I find that most providers, for some reason, think that all non-competes are completely unenforceable, and yes, maybe if it’s unreasonable, but most states find that a reasonable non-compete would be considered enforceable. The first thing you need to identify is whether your state recognizes non-competes for providers or not. Okay, let’s just assume, yes, you’re in a state where it’s enforceable. The non-compete is going to state you cannot practice in your specialty. You want to make sure if you’re specialist and you do have multiple options that are specific to the task that you’re doing for that employer. Now, if you’re a general vet and it says you cannot act as a general veterinarian, okay. But maybe if you’re in emergency medicine or urgent care or an animal hospital or something like that, keep it specific to what you are doing.
And then it will be for somewhere between one to two years. You obviously want to keep it less. One year would be considered reasonable pretty much anywhere. Sometimes, they’ll try to push it out to two, sometimes three years. I do not think three is a reasonable amount. So, you would want to keep it down to one year at most. And then finally, what we’re focusing on today is the geographic restriction. So, is 10 miles of reasonable non-compete geographic restriction? I would say, yes, it is. Now, the setting is important. If you’re in an urban environment, 10 miles can knock out hundreds of opportunities. Whereas if you’re in a rural environment, there may be no other place to compete against within 10 miles. Other blogs of interest include:
Depending upon where you are, if you’re in a bigger city and there are dozens to hundreds of different practices, you may be able to work after the contract terminates, then a smaller radius would be considered more reasonable. Now, there will be employers that try to really push the limits of the geographic restriction and they’ll do it in several ways. One, they could just really try to stretch out the mileage 30, 50 miles from your practice location. That would not be considered reasonable in most places. Two, if they are a vet clinic that has multiple locations within a city, they may say it attaches to every location that they own. If you’re not working at those other locations, it is not fair if that is included in your non-compete. You want to get that removed and limit it to the places that you just work.

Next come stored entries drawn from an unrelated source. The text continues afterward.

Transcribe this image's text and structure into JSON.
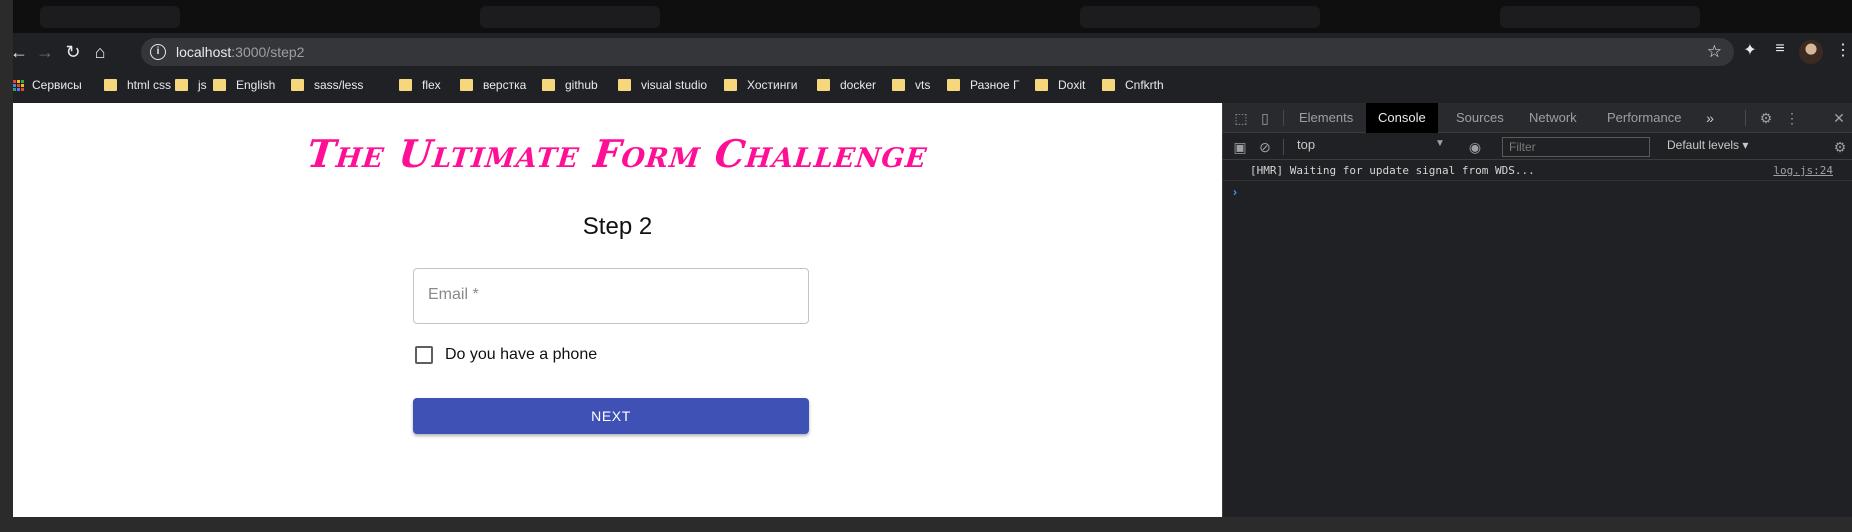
{
  "browser": {
    "url_host": "localhost",
    "url_path": ":3000/step2"
  },
  "bookmarks": [
    {
      "label": "Сервисы",
      "icon": "apps-grid-icon"
    },
    {
      "label": "html css",
      "icon": "folder-icon"
    },
    {
      "label": "js",
      "icon": "folder-icon"
    },
    {
      "label": "English",
      "icon": "folder-icon"
    },
    {
      "label": "sass/less",
      "icon": "folder-icon"
    },
    {
      "label": "flex",
      "icon": "folder-icon"
    },
    {
      "label": "верстка",
      "icon": "folder-icon"
    },
    {
      "label": "github",
      "icon": "folder-icon"
    },
    {
      "label": "visual studio",
      "icon": "folder-icon"
    },
    {
      "label": "Хостинги",
      "icon": "folder-icon"
    },
    {
      "label": "docker",
      "icon": "folder-icon"
    },
    {
      "label": "vts",
      "icon": "folder-icon"
    },
    {
      "label": "Разное Г",
      "icon": "folder-icon"
    },
    {
      "label": "Doxit",
      "icon": "folder-icon"
    },
    {
      "label": "Cnfkrth",
      "icon": "folder-icon"
    }
  ],
  "page": {
    "title": "The Ultimate Form Challenge",
    "step": "Step 2",
    "email_label": "Email *",
    "phone_checkbox_label": "Do you have a phone",
    "next_label": "NEXT"
  },
  "devtools": {
    "tabs": [
      "Elements",
      "Console",
      "Sources",
      "Network",
      "Performance"
    ],
    "active_tab": "Console",
    "context": "top",
    "filter_placeholder": "Filter",
    "levels": "Default levels",
    "log": {
      "message": "[HMR] Waiting for update signal from WDS...",
      "source": "log.js:24"
    }
  },
  "colors": {
    "title_pink": "#ff0f95",
    "button_indigo": "#3f51b5",
    "folder_yellow": "#f6d77b"
  }
}
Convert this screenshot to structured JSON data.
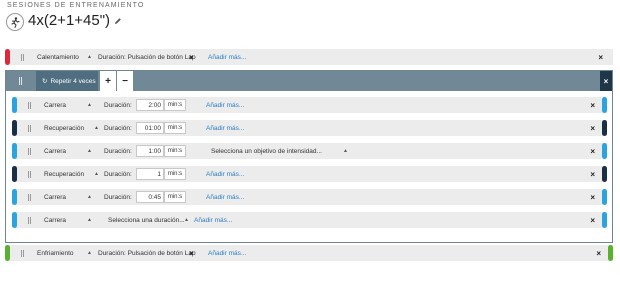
{
  "header": {
    "section_label": "SESIONES DE ENTRENAMIENTO",
    "title": "4x(2+1+45\")"
  },
  "colors": {
    "warmup": "#e0283c",
    "run": "#2aa3de",
    "recovery": "#1b2f44",
    "cooldown": "#5ab02f",
    "repeat_header": "#718897",
    "link": "#2a7ec1"
  },
  "warmup": {
    "type": "Calentamiento",
    "duration_label": "Duración: Pulsación de botón Lap",
    "add_more": "Añadir más..."
  },
  "repeat": {
    "label": "Repetir 4 veces",
    "plus": "+",
    "minus": "−",
    "close": "×"
  },
  "steps": [
    {
      "type": "Carrera",
      "duration_label": "Duración:",
      "value": "2:00",
      "unit": "min:s",
      "extra": "Añadir más..."
    },
    {
      "type": "Recuperación",
      "duration_label": "Duración:",
      "value": "01:00",
      "unit": "min:s",
      "extra": "Añadir más..."
    },
    {
      "type": "Carrera",
      "duration_label": "Duración:",
      "value": "1:00",
      "unit": "min:s",
      "extra": "Selecciona un objetivo de intensidad..."
    },
    {
      "type": "Recuperación",
      "duration_label": "Duración:",
      "value": "1",
      "unit": "min:s",
      "extra": "Añadir más..."
    },
    {
      "type": "Carrera",
      "duration_label": "Duración:",
      "value": "0:45",
      "unit": "min:s",
      "extra": "Añadir más..."
    },
    {
      "type": "Carrera",
      "select_duration": "Selecciona una duración...",
      "extra": "Añadir más..."
    }
  ],
  "cooldown": {
    "type": "Enfriamiento",
    "duration_label": "Duración: Pulsación de botón Lap",
    "add_more": "Añadir más..."
  },
  "close_glyph": "×"
}
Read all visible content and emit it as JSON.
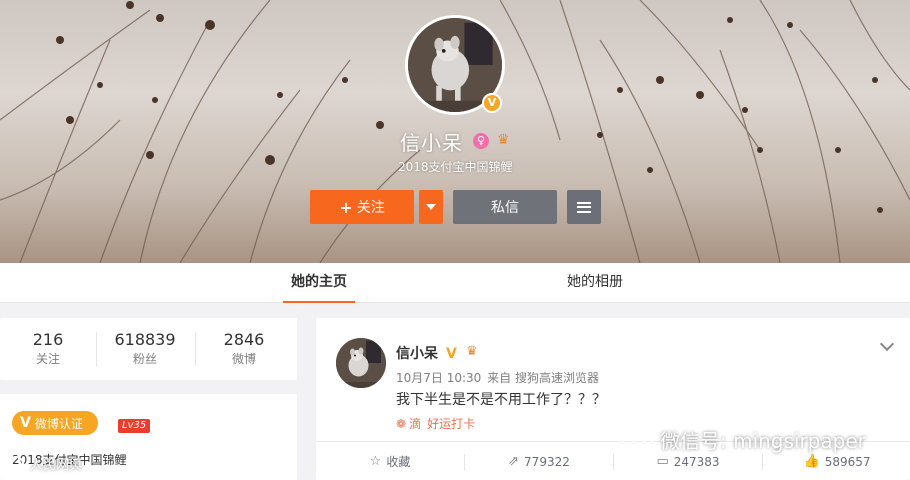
{
  "profile": {
    "name": "信小呆",
    "description": "2018支付宝中国锦鲤",
    "verified_badge": "V",
    "gender_icon": "female-icon",
    "crown_icon": "crown-icon"
  },
  "actions": {
    "follow_label": "关注",
    "follow_plus": "+",
    "message_label": "私信",
    "more_icon": "menu-icon"
  },
  "tabs": [
    {
      "label": "她的主页",
      "active": true
    },
    {
      "label": "她的相册",
      "active": false
    }
  ],
  "stats": [
    {
      "value": "216",
      "label": "关注"
    },
    {
      "value": "618839",
      "label": "粉丝"
    },
    {
      "value": "2846",
      "label": "微博"
    }
  ],
  "info": {
    "verify_label": "微博认证",
    "verify_v": "V",
    "level": "Lv35",
    "description": "2018支付宝中国锦鲤"
  },
  "post": {
    "author": "信小呆",
    "author_v": "V",
    "time": "10月7日 10:30",
    "source_prefix": "来自",
    "source": "搜狗高速浏览器",
    "text": "我下半生是不是不用工作了？？？",
    "tag_prefix": "滴",
    "tag_label": "好运打卡",
    "actions": [
      {
        "icon": "star-icon",
        "label": "收藏"
      },
      {
        "icon": "repost-icon",
        "label": "779322"
      },
      {
        "icon": "comment-icon",
        "label": "247383"
      },
      {
        "icon": "like-icon",
        "label": "589657"
      }
    ]
  },
  "watermarks": {
    "wechat": "微信号: mingsirpaper",
    "people": "人民网舆"
  },
  "colors": {
    "accent_orange": "#f7671d",
    "verify_gold": "#f6a623",
    "level_red": "#e93d2e",
    "tag_orange": "#eb7350"
  }
}
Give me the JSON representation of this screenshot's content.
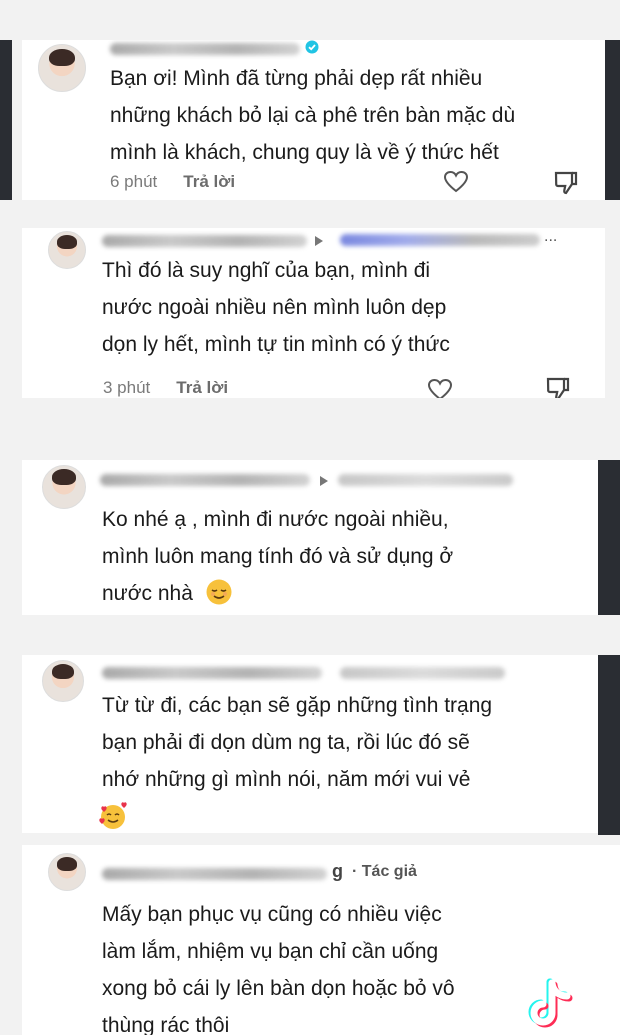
{
  "comments": [
    {
      "text_lines": [
        "Bạn ơi! Mình đã từng phải dẹp rất nhiều",
        "những khách bỏ lại cà phê trên bàn mặc dù",
        "mình là khách, chung quy là về ý thức hết"
      ],
      "time": "6 phút",
      "reply_label": "Trả lời"
    },
    {
      "text_lines": [
        "Thì đó là suy nghĩ của bạn, mình đi",
        "nước ngoài nhiều nên mình luôn dẹp",
        "dọn ly hết, mình tự tin mình có ý thức"
      ],
      "time": "3 phút",
      "reply_label": "Trả lời"
    },
    {
      "text_lines": [
        "Ko nhé ạ , mình đi nước ngoài nhiều,",
        "mình luôn mang tính đó và sử dụng ở",
        "nước nhà"
      ]
    },
    {
      "text_lines": [
        "Từ từ đi, các bạn sẽ gặp những tình trạng",
        "bạn phải đi dọn dùm ng ta, rồi lúc đó sẽ",
        "nhớ những gì mình nói, năm mới vui vẻ"
      ]
    },
    {
      "author_suffix": "g",
      "badge": "· Tác giả",
      "text_lines": [
        "Mấy bạn phục vụ cũng có nhiều việc",
        "làm lắm, nhiệm vụ bạn chỉ cần uống",
        "xong bỏ cái ly lên bàn dọn hoặc bỏ vô",
        "thùng rác thôi"
      ]
    }
  ],
  "icons": {
    "verified": "verified-badge-icon",
    "like": "heart-icon",
    "dislike": "dislike-icon",
    "reply_arrow": "reply-arrow-icon",
    "watermark": "tiktok-logo-icon",
    "emoji_relieved": "relieved-face-emoji",
    "emoji_hearts": "smiling-face-with-hearts-emoji"
  },
  "colors": {
    "verified": "#20c4e4",
    "heart_stroke": "#555555",
    "tiktok_red": "#fe2c55",
    "tiktok_cyan": "#25f4ee"
  }
}
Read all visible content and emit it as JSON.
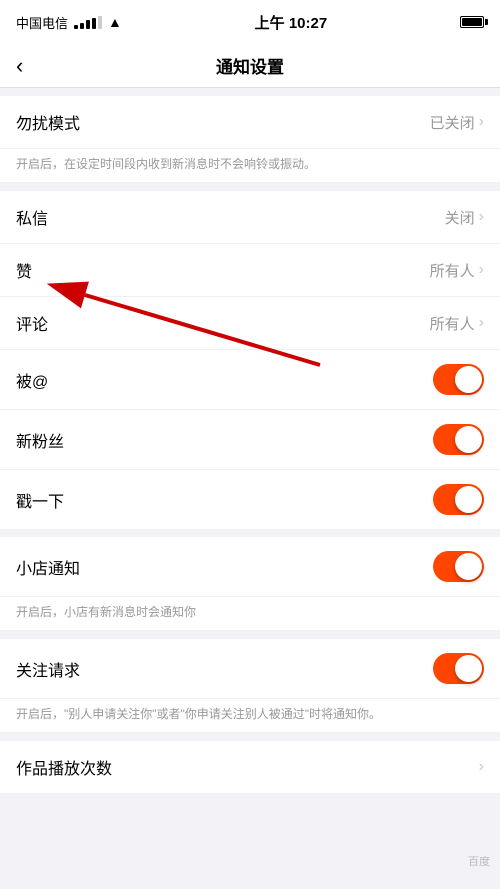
{
  "statusBar": {
    "carrier": "中国电信",
    "time": "上午 10:27"
  },
  "navBar": {
    "title": "通知设置",
    "backLabel": "‹"
  },
  "sections": [
    {
      "id": "dnd",
      "rows": [
        {
          "id": "dnd-mode",
          "label": "勿扰模式",
          "value": "已关闭",
          "type": "link"
        }
      ],
      "hint": "开启后，在设定时间段内收到新消息时不会响铃或振动。"
    },
    {
      "id": "messages",
      "rows": [
        {
          "id": "private-message",
          "label": "私信",
          "value": "关闭",
          "type": "link"
        },
        {
          "id": "likes",
          "label": "赞",
          "value": "所有人",
          "type": "link"
        },
        {
          "id": "comments",
          "label": "评论",
          "value": "所有人",
          "type": "link"
        },
        {
          "id": "at-mention",
          "label": "被@",
          "value": "",
          "type": "toggle",
          "toggleState": "on"
        },
        {
          "id": "new-fans",
          "label": "新粉丝",
          "value": "",
          "type": "toggle",
          "toggleState": "on"
        },
        {
          "id": "challenge",
          "label": "戳一下",
          "value": "",
          "type": "toggle",
          "toggleState": "on"
        }
      ]
    },
    {
      "id": "shop",
      "rows": [
        {
          "id": "shop-notice",
          "label": "小店通知",
          "value": "",
          "type": "toggle",
          "toggleState": "on"
        }
      ],
      "hint": "开启后，小店有新消息时会通知你"
    },
    {
      "id": "follow",
      "rows": [
        {
          "id": "follow-request",
          "label": "关注请求",
          "value": "",
          "type": "toggle",
          "toggleState": "on"
        }
      ],
      "hint": "开启后，\"别人申请关注你\"或者\"你申请关注别人被通过\"时将通知你。"
    },
    {
      "id": "playcount",
      "rows": [
        {
          "id": "play-count",
          "label": "作品播放次数",
          "value": "",
          "type": "link-no-value"
        }
      ]
    }
  ],
  "colors": {
    "toggleOn": "#ff4500",
    "accent": "#ff4500"
  }
}
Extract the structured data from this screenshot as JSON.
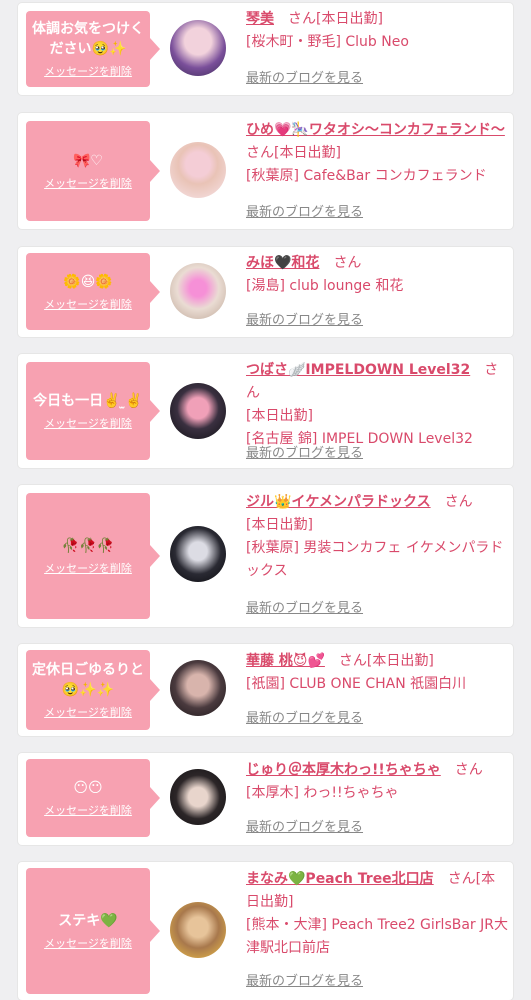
{
  "colors": {
    "bubble": "#f7a1b1",
    "accent_text": "#d94a6b",
    "link_gray": "#888888",
    "background": "#efeff1"
  },
  "cards": [
    {
      "message": "体調お気をつけください🥹✨",
      "delete_label": "メッセージを削除",
      "name": "琴美",
      "name_suffix": "さん[本日出勤]",
      "shop": "[桜木町・野毛] Club Neo",
      "blog_link": "最新のブログを見る",
      "avatar_icon": "avatar-photo",
      "avatar_colors": [
        "#6b4a8c",
        "#e9c6d6"
      ]
    },
    {
      "message": "🎀♡",
      "delete_label": "メッセージを削除",
      "name": "ひめ💗🎠ワタオシ〜コンカフェランド〜",
      "name_suffix": "さん[本日出勤]",
      "shop": "[秋葉原] Cafe&Bar コンカフェランド",
      "blog_link": "最新のブログを見る",
      "avatar_icon": "avatar-photo",
      "avatar_colors": [
        "#f3dbe1",
        "#c79c8e"
      ]
    },
    {
      "message": "🌼😆🌼",
      "delete_label": "メッセージを削除",
      "name": "みほ🖤和花",
      "name_suffix": "さん",
      "shop": "[湯島] club lounge 和花",
      "blog_link": "最新のブログを見る",
      "avatar_icon": "avatar-photo",
      "avatar_colors": [
        "#e9d9cf",
        "#f39bd8"
      ]
    },
    {
      "message": "今日も一日✌️ ̫✌️",
      "delete_label": "メッセージを削除",
      "name": "つばさ🪽IMPELDOWN Level32",
      "name_suffix": "さん",
      "shop_lines": [
        "[本日出勤]",
        "[名古屋 錦] IMPEL DOWN Level32"
      ],
      "blog_link": "最新のブログを見る",
      "avatar_icon": "avatar-photo",
      "avatar_colors": [
        "#1c1c24",
        "#e58ca8"
      ]
    },
    {
      "message": "🥀🥀🥀",
      "delete_label": "メッセージを削除",
      "name": "ジル👑イケメンパラドックス",
      "name_suffix": "さん",
      "shop_lines": [
        "[本日出勤]",
        "[秋葉原] 男装コンカフェ イケメンパラドックス"
      ],
      "blog_link": "最新のブログを見る",
      "avatar_icon": "avatar-photo",
      "avatar_colors": [
        "#0d0d12",
        "#d9d9e0"
      ]
    },
    {
      "message": "定休日ごゆるりと🥹✨✨",
      "delete_label": "メッセージを削除",
      "name": "華藤 桃😈💕",
      "name_suffix": "さん[本日出勤]",
      "shop": "[祇園] CLUB ONE CHAN 祇園白川",
      "blog_link": "最新のブログを見る",
      "avatar_icon": "avatar-photo",
      "avatar_colors": [
        "#2a2226",
        "#c9a7a0"
      ]
    },
    {
      "message": "😶😶",
      "delete_label": "メッセージを削除",
      "name": "じゅり＠本厚木わっ!!ちゃちゃ",
      "name_suffix": "さん",
      "shop": "[本厚木] わっ!!ちゃちゃ",
      "blog_link": "最新のブログを見る",
      "avatar_icon": "avatar-photo",
      "avatar_colors": [
        "#1f1c1e",
        "#e4d3cc"
      ]
    },
    {
      "message": "ステキ💚",
      "delete_label": "メッセージを削除",
      "name": "まなみ💚Peach Tree北口店",
      "name_suffix": "さん[本日出勤]",
      "shop": "[熊本・大津] Peach Tree2 GirlsBar JR大津駅北口前店",
      "blog_link": "最新のブログを見る",
      "avatar_icon": "avatar-photo",
      "avatar_colors": [
        "#b98a5c",
        "#f1c34a"
      ]
    }
  ]
}
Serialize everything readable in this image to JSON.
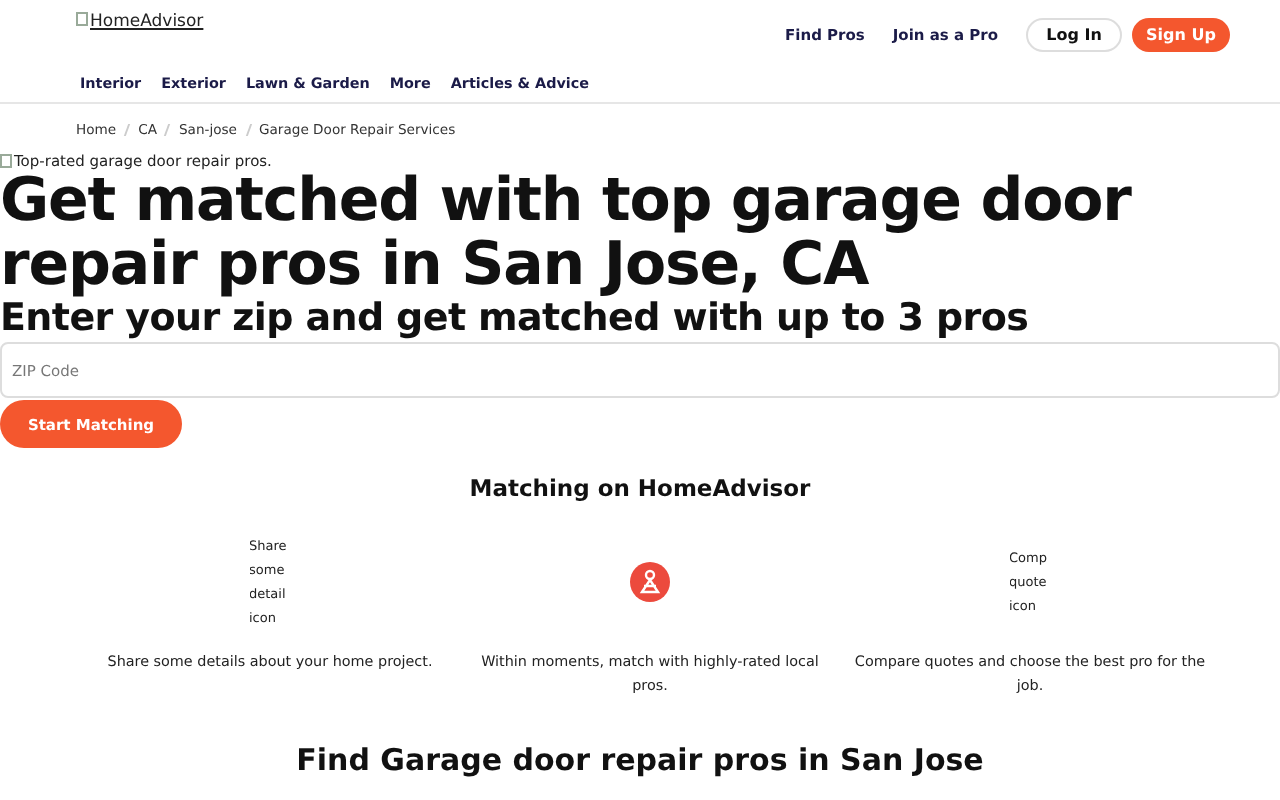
{
  "header": {
    "logo_alt": "HomeAdvisor",
    "links": [
      "Find Pros",
      "Join as a Pro"
    ],
    "login": "Log In",
    "signup": "Sign Up"
  },
  "nav": [
    "Interior",
    "Exterior",
    "Lawn & Garden",
    "More",
    "Articles & Advice"
  ],
  "breadcrumbs": [
    "Home",
    "CA",
    "San-jose",
    "Garage Door Repair Services"
  ],
  "hero": {
    "image_alt": "Top-rated garage door repair pros.",
    "title": "Get matched with top garage door repair pros in San Jose, CA",
    "subtitle": "Enter your zip and get matched with up to 3 pros",
    "zip": {
      "placeholder": "ZIP Code"
    },
    "button": "Start Matching"
  },
  "matching": {
    "title": "Matching on HomeAdvisor",
    "steps": [
      {
        "kind": "broken",
        "alt": "Share some detail icon",
        "text": "Share some details about your home project."
      },
      {
        "kind": "icon",
        "text": "Within moments, match with highly-rated local pros."
      },
      {
        "kind": "broken",
        "alt": "Comp quote icon",
        "text": "Compare quotes and choose the best pro for the job."
      }
    ]
  },
  "find_title": "Find Garage door repair pros in San Jose"
}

Now, what if you work at multiple locations? Well, one or two locations, okay, it could attach to both of those, but an employer may try to be sneaky, and it states any place you’ve worked over the last 12 months it attaches to, and maybe they have four or five locations. And so, they might just try to place you at one location one day per year to attach the non-compete to that. You need to make certain that they are not allowed to do that. And the easiest way to do that is just to state in the contract that if there are any locations that the employer wants you to work at beyond whatever the initial location was, there must be a mutual agreement. When is the right time to negotiate a non-compete? Obviously, before you sign the contract. You have no leverage after the fact if you sign an agreement and then come back to the employer.
So, you want to make certain that they understand that for whatever reason, the non-compete is not going to work for you. For people that live in a city, they have kids that go to school, they might have family in the area, and they absolutely cannot move after the contract is terminated, this could be the biggest problem with any kind of employment contract. Well, there are others who just move to a city for a specific job and absolutely do not care because they don’t plan on staying there if the job doesn’t work out. You need to prioritize what’s most important to you, but the non-compete, certainly for a lot of my clients, is the number one thing. And you need to make it clear to the employer. Look, I’m not going to accept this the way it’s written. If you want me to work for you, we’re going to have to come to compromise and some will say, okay, and then others will say, no, take it or leave it. And then it’s up to you to decide whether it’s something you want to leave or not. So, is 10 miles a reasonable non-compete for a vet? For the most part, yes, it would be considered reasonable, but you must take into account all the other factors I just talked about.